En ce qui concerne le baptême, comme promesse et fondement de notre espérance : j’ai beaucoup déploré, quand j’avais la joie de célébrer des baptêmes fréquemment, quand j’étais prêtre de paroisse, qu’on ne prenne pratiquement jamais comme texte, pour la célébration du baptême, le chapitre VI de l’Épître aux Romains qui est à mon sens le plus grand texte sur le baptême. Seulement, c’est un texte qui nous oblige à fonder notre espérance relative au baptême sur la contemplation d’une mort, la mort du Christ – « c’est dans sa mort que nous avons été baptisés ». Et je comprends bien que les jeunes parents qui viennent présenter leur bébé qui vient de naître pour le baptême, renâclent quand ils lisent le mot “mort” dans un texte et qu’ils aient plutôt envie de choisir un autre texte.
C’est pourtant grand dommage parce que, du même coup, le mot “baptême” lui-même devient incompréhensible. En effet, le mot baptême signifie plongeon mais encore plus immersion, mais plus encore engloutissement. Être baptisé, c’est être englouti dans la mort : il faut donc passer par la mort pour entrer dans la vie.
Si bien qu’on pourrait donner du baptisé la définition suivante : c’est quelqu’un qui a déjà sa mort derrière lui. Il est déjà mort et c’est pour cette raison que l’affirmation chrétienne depuis toujours, c’est que la vie éternelle ne commence pas dans l’au-delà, mais qu’elle commence justement dès le moment où le nouveau baptisé sort de la piscine baptismale.
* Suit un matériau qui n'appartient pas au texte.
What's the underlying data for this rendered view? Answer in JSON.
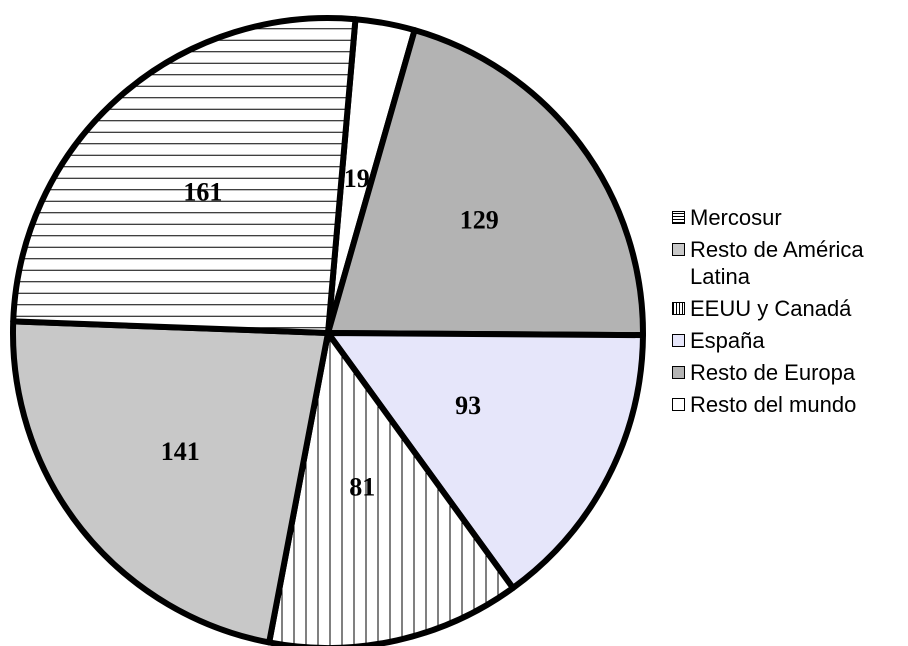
{
  "chart_data": {
    "type": "pie",
    "title": "",
    "slices": [
      {
        "label": "Resto del mundo",
        "value": 19,
        "fill": "#ffffff",
        "pattern": "none"
      },
      {
        "label": "Resto de Europa",
        "value": 129,
        "fill": "#b3b3b3",
        "pattern": "none"
      },
      {
        "label": "España",
        "value": 93,
        "fill": "#e6e6fa",
        "pattern": "none"
      },
      {
        "label": "EEUU y Canadá",
        "value": 81,
        "fill": "#ffffff",
        "pattern": "vertical-lines"
      },
      {
        "label": "Resto de América Latina",
        "value": 141,
        "fill": "#c8c8c8",
        "pattern": "none"
      },
      {
        "label": "Mercosur",
        "value": 161,
        "fill": "#ffffff",
        "pattern": "horizontal-lines"
      }
    ],
    "legend": {
      "position": "right",
      "order": [
        "Mercosur",
        "Resto de América Latina",
        "EEUU y Canadá",
        "España",
        "Resto de Europa",
        "Resto del mundo"
      ]
    }
  },
  "legend_items": [
    {
      "label": "Mercosur",
      "fill": "#ffffff",
      "pattern": "horizontal-lines"
    },
    {
      "label": "Resto de América Latina",
      "fill": "#c8c8c8",
      "pattern": "none"
    },
    {
      "label": "EEUU y Canadá",
      "fill": "#ffffff",
      "pattern": "vertical-lines"
    },
    {
      "label": "España",
      "fill": "#e6e6fa",
      "pattern": "none"
    },
    {
      "label": "Resto de Europa",
      "fill": "#b3b3b3",
      "pattern": "none"
    },
    {
      "label": "Resto del mundo",
      "fill": "#ffffff",
      "pattern": "none"
    }
  ]
}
Voilà en quoi le baptême est don de la vie éternelle, mais cela suppose d’accepter de se placer devant l’évidence que cette vie ne peut être donnée qu’à travers une mort. C’est le cas pour le Christ et c’est aussi le cas pour nous.
Nicolas Aumonier : Les discours sur les Fins dernières étant assez rares, pastoralement, pourriez-vous nous repréciser, afin que nous ne mythologisions pas, ce que la foi catholique dit de l’existence du défunt après sa mort, plus précisément de cette existence qui n’existe plus par son corps, et se trouve en attente de la résurrection au Dernier jour.
Mgr Jean-Pierre Batut : Merci pour cette question qui met le doigt sur une lacune de mon exposé que j’aurais dû développer davantage sur ce point.
Vous soulignez, à combien juste titre, la carence en catéchèse de la prédication sur les Fins dernières. C’est une carence que je trouve, pour ma part, dramatique.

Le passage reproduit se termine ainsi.